My father n'law said they will live 12 to 18 hours, if they aren't being taken care of. 

Keeping my fingers crossed for you.


----------



## Roll farms (Apr 15, 2011)

It's been 30 hrs since I found them.  They were all born / cleaned off by the time I got there yesterday morning.

Still not getting my hopes up.  Nope.  Not me.


----------



## PattySh (Apr 15, 2011)

Roll, sorry bout the first litter, congrats on the 2nd! They should be fine if they've gotten this far.  Do you know the history on the first mom, hopefully she wasn't available (culled) because she ate her kits, once they do that it's impossible to stop the habit. I do give first timers a second chance.  It is possible that the one chewed on kit was born dead. Most often they leave the dead ones and you have to retrieve them. I have 3 rabbits due tomorrow and the following day.

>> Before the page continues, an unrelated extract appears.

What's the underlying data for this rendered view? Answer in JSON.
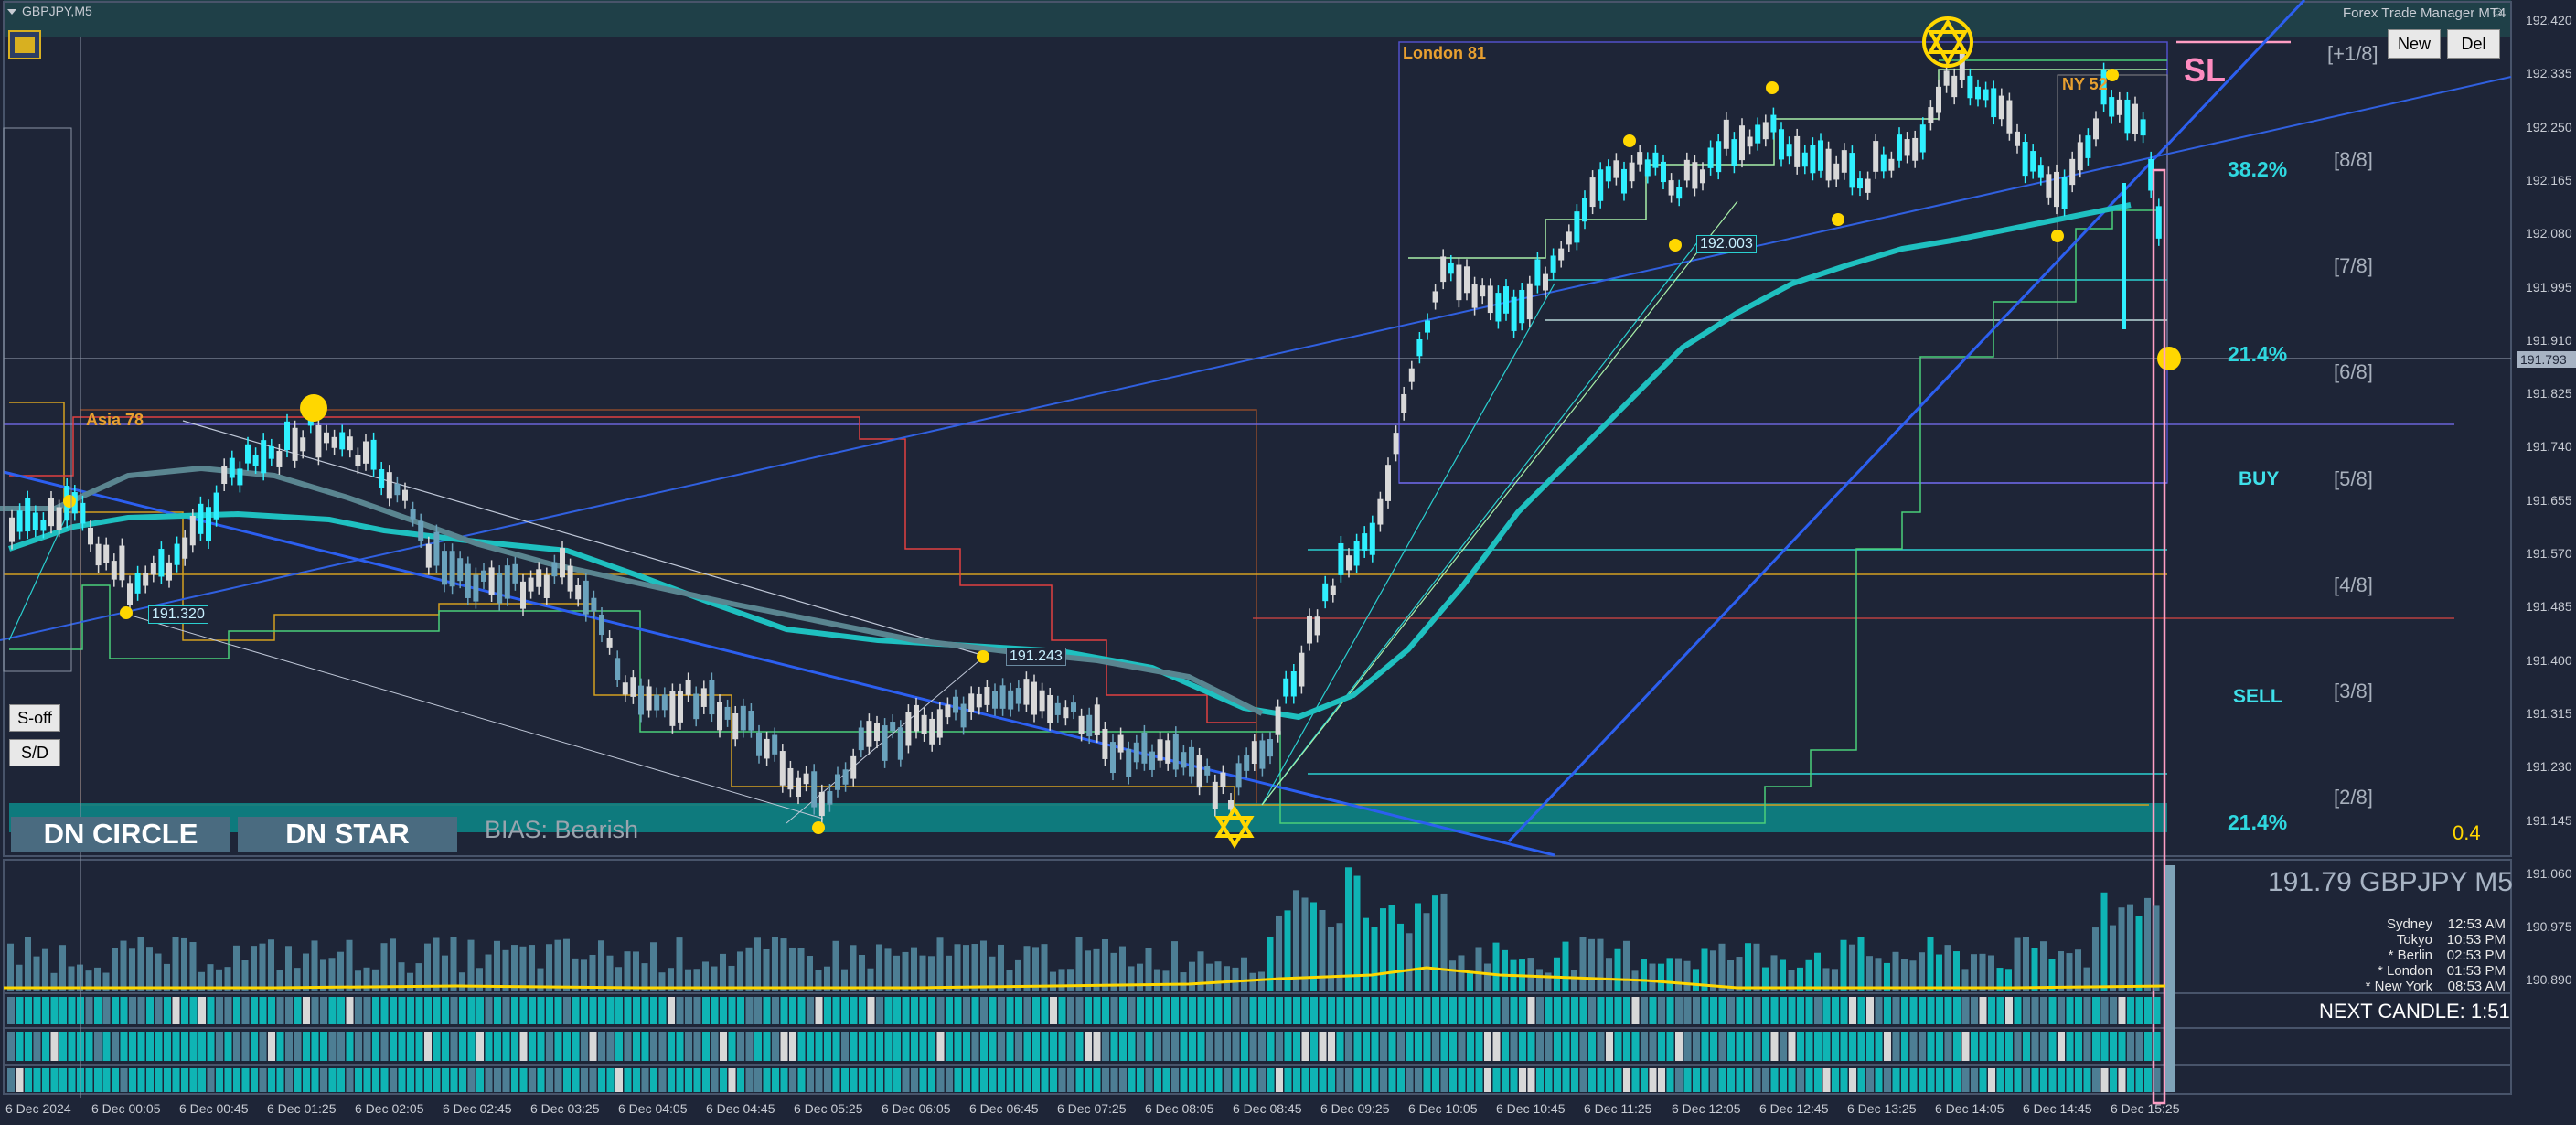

Sounds like you are as busy as me!


----------



## jodief100 (Apr 15, 2011)

Sounds good so far.   Isn't it nice to not have to wait five months for new babies?  

Good Luck!


----------



## Roll farms (Apr 15, 2011)

He went a little nutty and bred 5 does in 3 days.  We'll be knee deep in buns in 2 more weeks.

I was told the Cali doe had had one single kit in the past...I just ASSumed she raised it but...I didn't ask.  

She's due again in 2 wks.


----------



## Roll farms (Apr 18, 2011)

We still have 8 live babies.

4 look like mom, who I'm told is a Broken Black NZ doe.  The other 4 are solid black.

I'll post pics once they're cute and fluffy.  Still look like little ratlings for now.


----------



## PattySh (Apr 18, 2011)

Congrats on the litter! Had a NZ doe give birth   today (she has a challenging temperament and I paid too much for her). She made a nice nest, gave birth to 8 babies and didn't pull enough hair to cover them so I went out and found cold, dead and semiconsous(sp?) kits. Stuffed 4 living ones in my bra and brought them into the house to warm them. 3 warmed up, gave them sugar water  and I put them into another NZ mom's nest also born today. I am worried now, didn't count the other kits, at least 8 in the nest I think! The mother heard them cry and immediately went in to nurse so MAYBE  they  got lucky. Heading out to check and hopefully she didn't hurt hers because I stuck in extras. Culling the mom. rabbit stew!


----------